Les périodes de promotions saisonnières idéales pour les fraudeurs ?

Périodes de soldes et des fêtes propices aux achats en ligne font aussi les affaires des acteurs malveillants. E-commerçants et institutions financières peuvent pourtant freiner leurs ardeurs !

Pour la troisième année consécutive, les derniers résultats de l’étude annuelle de Recorded Future montrent un risque accru durant les périodes de promotions saisonnières pour les titulaires de cartes, les institutions financières et les fournisseurs de services associés. Le volume de cartes de paiement compromises commercialisées sur des sites clandestins de novembre à janvier s’avère supérieur de 5 % à celui des trois mois précédents et de 20 % à celui des trois mois suivants. Il convient d'ajouter que d'autres pics de fraude se produisent tout au long de l'année en raison de violations à grande échelle, de l'innovation des cybercriminels et d'autres facteurs.

Les aubaines de la frénésie des achats en ligne

Durant les fêtes de fin d’année et les soldes saisonnières, banques et détaillants assouplissent leurs règles anti-fraude, ce qui permet plus facilement aux hackers d’échapper à la détection de fraude. Par exemple, des acteurs malveillants profitent que certains sites d’ e-commerce désactivent leur système d’authentification des utilisateurs 3D Secure pour effectuer des transactions expérimentales, afin de déterminer le nouveau seuil à partir duquel 3DS se déclenche et ainsi maintenir leurs achats en dessous de ce seuil.

Deux éléments de renseignement provenant du dark web semblent confirmer cette tendance. Le cybercriminel « primum_leo » a posté une annonce sur le forum du WWH Club pour un « service de dépôt », élément essentiel de la fraude à la carte par lequel des individus interceptent des paquets volés, vérifient les achats et se font parfois passer pour le propriétaire du compte. Le fraudeur a affirmé que les fêtes de fin d’année sont la « saison ouverte » dans les ateliers clandestins de cardage, et que ses pairs peuvent exploiter des volumes accrus de transactions et un assouplissement des mesures anti-fraude. Un deuxième message sur le même forum, cette fois de la part d'un acteur appelé « Vyebist », soutient que PayPal ajuste ses contrôles de fraude en fonction de la période de l'année et du volume de transactions. Ce service de paiement renforce les contrôles en été lorsque la demande est plus faible, et les relâche en hiver pour maximiser les profits et minimiser les coûts de fonctionnement et le mécontentement des utilisateurs.

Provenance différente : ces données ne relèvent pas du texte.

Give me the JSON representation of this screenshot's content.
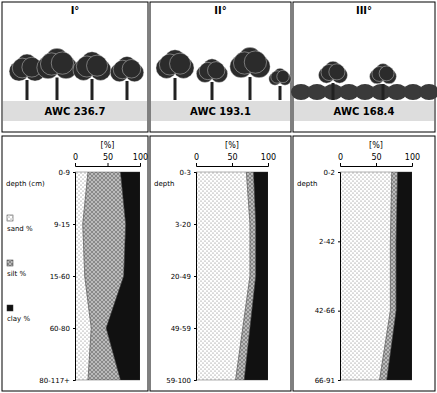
{
  "chart_data": [
    {
      "type": "area",
      "title": "I°",
      "annotation": "AWC 236.7",
      "x_label": "[%]",
      "y_label": "depth (cm)",
      "orientation": "horizontal",
      "stacked": true,
      "legend": "left",
      "categories": [
        "0-9",
        "9-15",
        "15-60",
        "60-80",
        "80-117+"
      ],
      "xlim": [
        0,
        100
      ],
      "xticks": [
        0,
        50,
        100
      ],
      "series": [
        {
          "name": "sand %",
          "color": "#ffffff",
          "values": [
            20,
            12,
            15,
            25,
            20
          ]
        },
        {
          "name": "silt %",
          "color": "#bbbbbb",
          "values": [
            50,
            66,
            60,
            23,
            50
          ]
        },
        {
          "name": "clay %",
          "color": "#111111",
          "values": [
            30,
            22,
            25,
            52,
            30
          ]
        }
      ]
    },
    {
      "type": "area",
      "title": "II°",
      "annotation": "AWC 193.1",
      "x_label": "[%]",
      "y_label": "depth",
      "orientation": "horizontal",
      "stacked": true,
      "categories": [
        "0-3",
        "3-20",
        "20-49",
        "49-59",
        "59-100"
      ],
      "xlim": [
        0,
        100
      ],
      "xticks": [
        0,
        50,
        100
      ],
      "series": [
        {
          "name": "sand %",
          "color": "#ffffff",
          "values": [
            70,
            75,
            75,
            65,
            55
          ]
        },
        {
          "name": "silt %",
          "color": "#bbbbbb",
          "values": [
            10,
            8,
            8,
            10,
            12
          ]
        },
        {
          "name": "clay %",
          "color": "#111111",
          "values": [
            20,
            17,
            17,
            25,
            33
          ]
        }
      ]
    },
    {
      "type": "area",
      "title": "III°",
      "annotation": "AWC 168.4",
      "x_label": "[%]",
      "y_label": "depth",
      "orientation": "horizontal",
      "stacked": true,
      "categories": [
        "0-2",
        "2-42",
        "42-66",
        "66-91"
      ],
      "xlim": [
        0,
        100
      ],
      "xticks": [
        0,
        50,
        100
      ],
      "series": [
        {
          "name": "sand %",
          "color": "#ffffff",
          "values": [
            72,
            70,
            70,
            55
          ]
        },
        {
          "name": "silt %",
          "color": "#bbbbbb",
          "values": [
            8,
            8,
            8,
            10
          ]
        },
        {
          "name": "clay %",
          "color": "#111111",
          "values": [
            20,
            22,
            22,
            35
          ]
        }
      ]
    }
  ]
}
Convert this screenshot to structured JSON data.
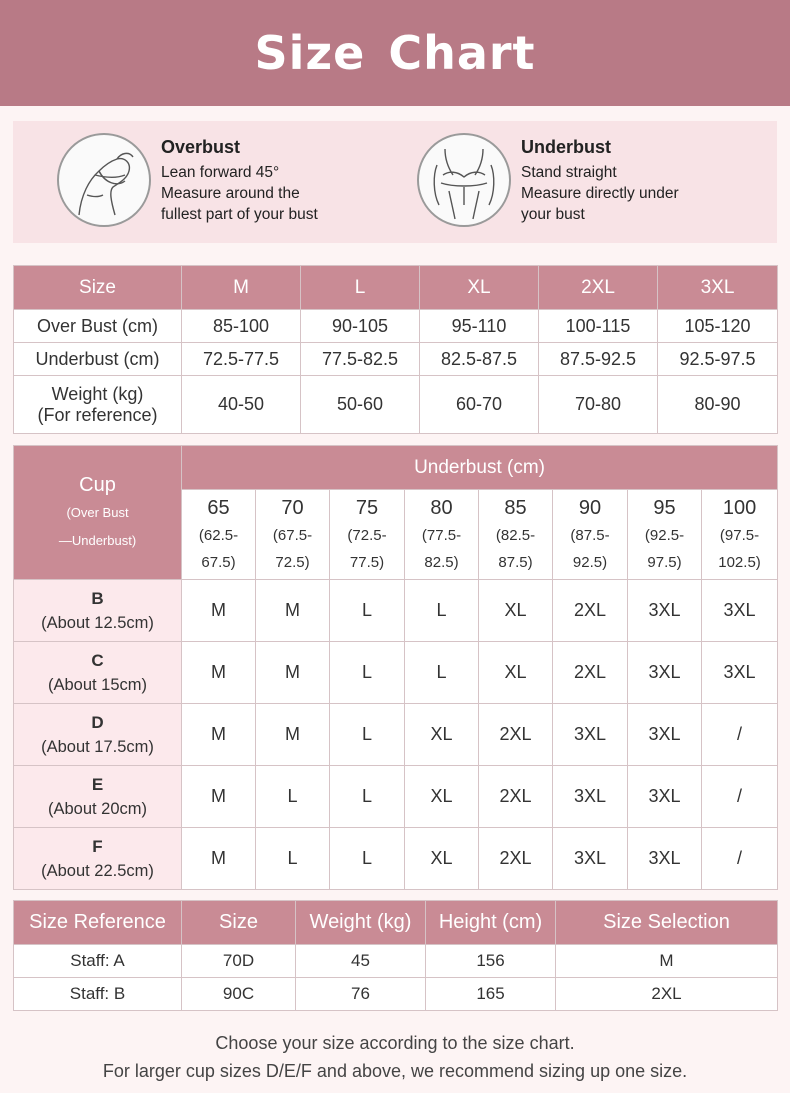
{
  "header": {
    "title": "Size  Chart"
  },
  "measure": [
    {
      "title": "Overbust",
      "lines": [
        "Lean forward 45°",
        "Measure around the",
        "fullest part of your bust"
      ]
    },
    {
      "title": "Underbust",
      "lines": [
        "Stand straight",
        "Measure directly under",
        "your bust"
      ]
    }
  ],
  "size_table": {
    "header": [
      "Size",
      "M",
      "L",
      "XL",
      "2XL",
      "3XL"
    ],
    "rows": [
      {
        "label": [
          "Over Bust (cm)"
        ],
        "values": [
          "85-100",
          "90-105",
          "95-110",
          "100-115",
          "105-120"
        ]
      },
      {
        "label": [
          "Underbust (cm)"
        ],
        "values": [
          "72.5-77.5",
          "77.5-82.5",
          "82.5-87.5",
          "87.5-92.5",
          "92.5-97.5"
        ]
      },
      {
        "label": [
          "Weight (kg)",
          "(For reference)"
        ],
        "values": [
          "40-50",
          "50-60",
          "60-70",
          "70-80",
          "80-90"
        ]
      }
    ]
  },
  "cup_table": {
    "cup_header": "Cup",
    "cup_sub": [
      "(Over Bust",
      "—Underbust)"
    ],
    "underbust_header": "Underbust (cm)",
    "underbust": [
      {
        "v": "65",
        "r": [
          "(62.5-",
          "67.5)"
        ]
      },
      {
        "v": "70",
        "r": [
          "(67.5-",
          "72.5)"
        ]
      },
      {
        "v": "75",
        "r": [
          "(72.5-",
          "77.5)"
        ]
      },
      {
        "v": "80",
        "r": [
          "(77.5-",
          "82.5)"
        ]
      },
      {
        "v": "85",
        "r": [
          "(82.5-",
          "87.5)"
        ]
      },
      {
        "v": "90",
        "r": [
          "(87.5-",
          "92.5)"
        ]
      },
      {
        "v": "95",
        "r": [
          "(92.5-",
          "97.5)"
        ]
      },
      {
        "v": "100",
        "r": [
          "(97.5-",
          "102.5)"
        ]
      }
    ],
    "rows": [
      {
        "cup": "B",
        "about": "(About 12.5cm)",
        "sizes": [
          "M",
          "M",
          "L",
          "L",
          "XL",
          "2XL",
          "3XL",
          "3XL"
        ]
      },
      {
        "cup": "C",
        "about": "(About 15cm)",
        "sizes": [
          "M",
          "M",
          "L",
          "L",
          "XL",
          "2XL",
          "3XL",
          "3XL"
        ]
      },
      {
        "cup": "D",
        "about": "(About 17.5cm)",
        "sizes": [
          "M",
          "M",
          "L",
          "XL",
          "2XL",
          "3XL",
          "3XL",
          "/"
        ]
      },
      {
        "cup": "E",
        "about": "(About 20cm)",
        "sizes": [
          "M",
          "L",
          "L",
          "XL",
          "2XL",
          "3XL",
          "3XL",
          "/"
        ]
      },
      {
        "cup": "F",
        "about": "(About 22.5cm)",
        "sizes": [
          "M",
          "L",
          "L",
          "XL",
          "2XL",
          "3XL",
          "3XL",
          "/"
        ]
      }
    ]
  },
  "reference_table": {
    "header": [
      "Size Reference",
      "Size",
      "Weight (kg)",
      "Height (cm)",
      "Size Selection"
    ],
    "rows": [
      [
        "Staff: A",
        "70D",
        "45",
        "156",
        "M"
      ],
      [
        "Staff: B",
        "90C",
        "76",
        "165",
        "2XL"
      ]
    ]
  },
  "notes": [
    "Choose your size according to the size chart.",
    "For larger cup sizes D/E/F and above, we recommend sizing up one size."
  ]
}
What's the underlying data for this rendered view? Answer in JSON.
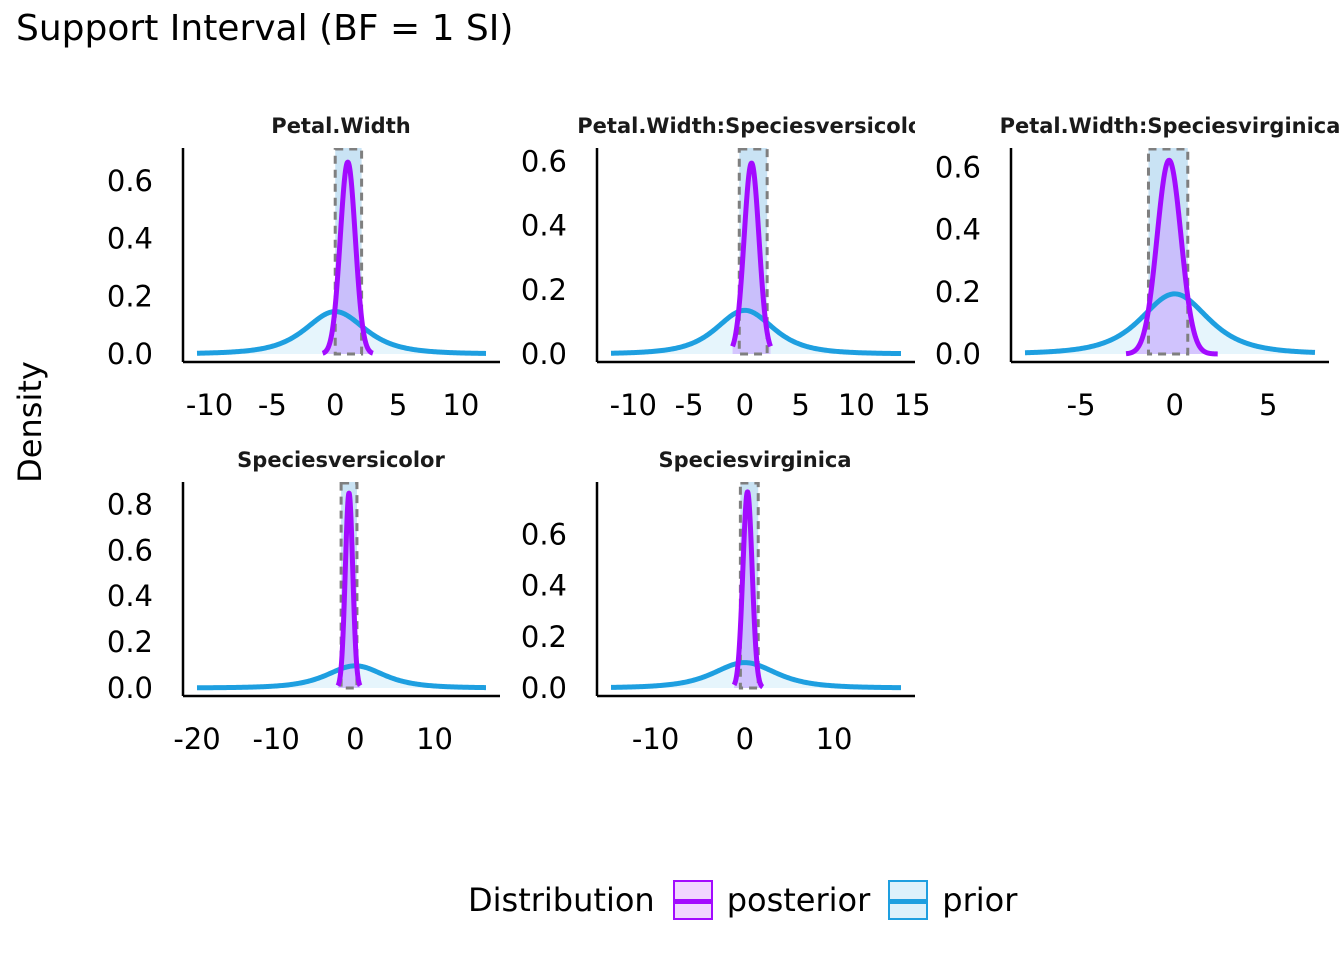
{
  "title": "Support Interval (BF = 1 SI)",
  "ylabel": "Density",
  "colors": {
    "posterior_line": "#A30BFF",
    "posterior_fill": "#DDB6FF",
    "prior_line": "#1E9FE0",
    "prior_fill": "#DDF1FB",
    "si_fill": "#B7DAF0",
    "si_border": "#7F7F7F"
  },
  "legend": {
    "title": "Distribution",
    "items": [
      {
        "label": "posterior",
        "key": "posterior"
      },
      {
        "label": "prior",
        "key": "prior"
      }
    ]
  },
  "chart_data": [
    {
      "type": "area",
      "title": "Petal.Width",
      "xlim": [
        -11,
        12
      ],
      "ylim": [
        0,
        0.7
      ],
      "xticks": [
        -10,
        -5,
        0,
        5,
        10
      ],
      "yticks": [
        0.0,
        0.2,
        0.4,
        0.6
      ],
      "si": [
        0,
        2.1
      ],
      "series": [
        {
          "name": "prior",
          "dist": "t",
          "mean": 0,
          "scale": 2.5,
          "df": 3,
          "range": [
            -11,
            12
          ]
        },
        {
          "name": "posterior",
          "dist": "normal",
          "mean": 1.0,
          "sd": 0.6,
          "range": [
            -1,
            3
          ]
        }
      ]
    },
    {
      "type": "area",
      "title": "Petal.Width:Speciesversicolor",
      "xlim": [
        -12,
        14
      ],
      "ylim": [
        0,
        0.63
      ],
      "xticks": [
        -10,
        -5,
        0,
        5,
        10,
        15
      ],
      "yticks": [
        0.0,
        0.2,
        0.4,
        0.6
      ],
      "si": [
        -0.5,
        2.0
      ],
      "series": [
        {
          "name": "prior",
          "dist": "t",
          "mean": 0,
          "scale": 2.7,
          "df": 3,
          "range": [
            -12,
            14
          ]
        },
        {
          "name": "posterior",
          "dist": "normal",
          "mean": 0.6,
          "sd": 0.67,
          "range": [
            -1.1,
            2.3
          ]
        }
      ]
    },
    {
      "type": "area",
      "title": "Petal.Width:Speciesvirginica",
      "xlim": [
        -8,
        7.5
      ],
      "ylim": [
        0,
        0.65
      ],
      "xticks": [
        -5,
        0,
        5
      ],
      "yticks": [
        0.0,
        0.2,
        0.4,
        0.6
      ],
      "si": [
        -1.4,
        0.7
      ],
      "series": [
        {
          "name": "prior",
          "dist": "t",
          "mean": 0,
          "scale": 1.9,
          "df": 3,
          "range": [
            -8,
            7.5
          ]
        },
        {
          "name": "posterior",
          "dist": "normal",
          "mean": -0.3,
          "sd": 0.64,
          "range": [
            -2.6,
            2.3
          ]
        }
      ]
    },
    {
      "type": "area",
      "title": "Speciesversicolor",
      "xlim": [
        -20,
        16.5
      ],
      "ylim": [
        0,
        0.88
      ],
      "xticks": [
        -20,
        -10,
        0,
        10
      ],
      "yticks": [
        0.0,
        0.2,
        0.4,
        0.6,
        0.8
      ],
      "si": [
        -1.8,
        0.2
      ],
      "series": [
        {
          "name": "prior",
          "dist": "t",
          "mean": 0,
          "scale": 3.8,
          "df": 3,
          "range": [
            -20,
            16.5
          ]
        },
        {
          "name": "posterior",
          "dist": "normal",
          "mean": -0.8,
          "sd": 0.47,
          "range": [
            -2.2,
            0.6
          ]
        }
      ]
    },
    {
      "type": "area",
      "title": "Speciesvirginica",
      "xlim": [
        -15,
        17.5
      ],
      "ylim": [
        0,
        0.79
      ],
      "xticks": [
        -10,
        0,
        10
      ],
      "yticks": [
        0.0,
        0.2,
        0.4,
        0.6
      ],
      "si": [
        -0.5,
        1.5
      ],
      "series": [
        {
          "name": "prior",
          "dist": "t",
          "mean": 0,
          "scale": 3.7,
          "df": 3,
          "range": [
            -15,
            17.5
          ]
        },
        {
          "name": "posterior",
          "dist": "normal",
          "mean": 0.3,
          "sd": 0.52,
          "range": [
            -1.2,
            2.0
          ]
        }
      ]
    }
  ]
}
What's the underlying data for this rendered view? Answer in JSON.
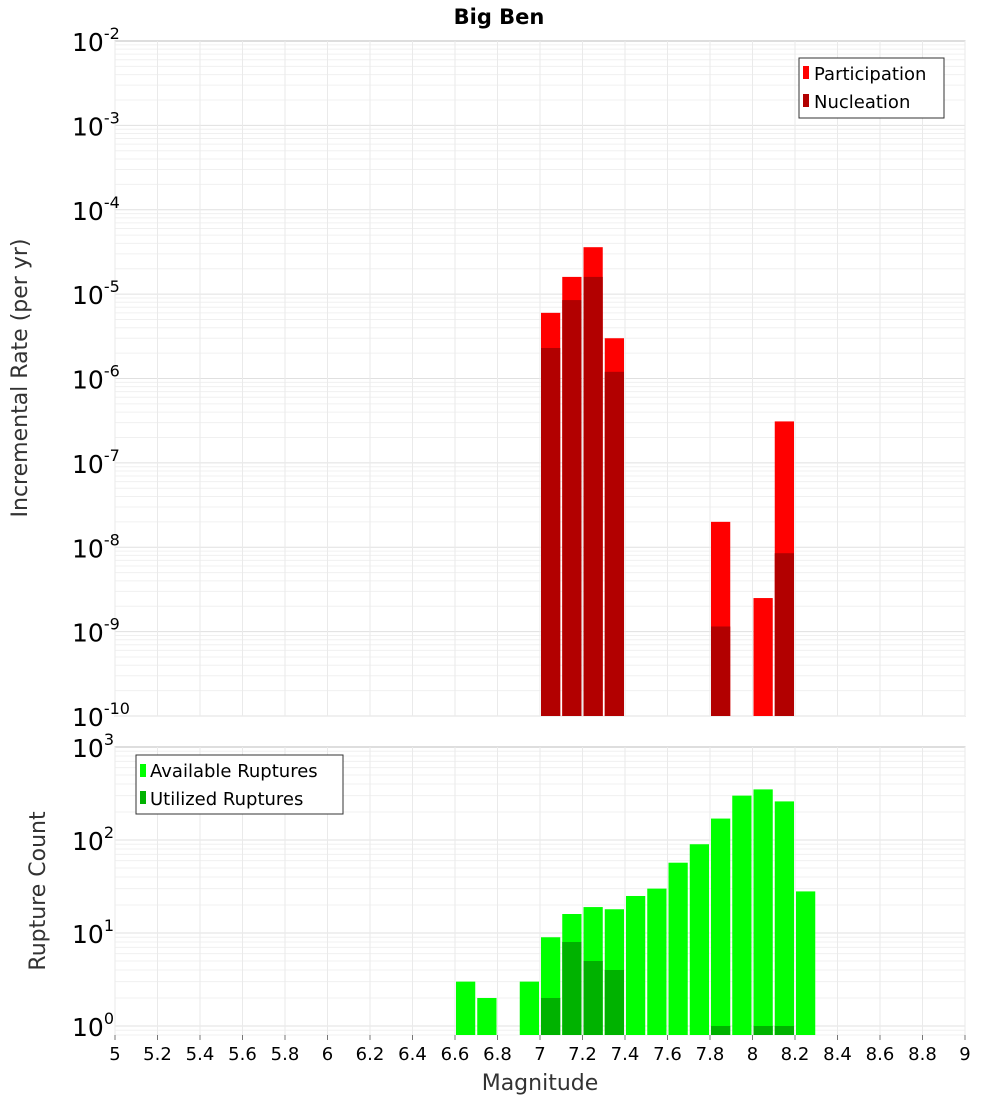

Les fraudeurs ciblent également les habitudes de consommation plus décontractées durant la période des fêtes et des soldes. En effet, les forums du dark web débordent de fils d’actualité et de messages en liaison avec des pages relatives au phishing et à l’escroquerie sur le thème des fêtes. Les premières imitent les sites d’e-commerce les plus populaires afin de voler les données des cartes de paiement, tandis que les secondes usurpent les sites de vente en ligne pour proposer des produits inexistants. Ainsi, les malfaiteurs s'emparent à la fois des fonds de la victime et des données de sa carte.

Les escrocs monétisent généralement ces données de carte et ces informations personnelles identifiables (IPI) volées en les vendant sur les marchés du dark web ou en les utilisant directement pour commettre une fraude à la carte de paiement. Selon le rapport IC3 2021 du FBI, la fraude par carte de crédit a représenté 173 millions de dollars de pertes l'année dernière.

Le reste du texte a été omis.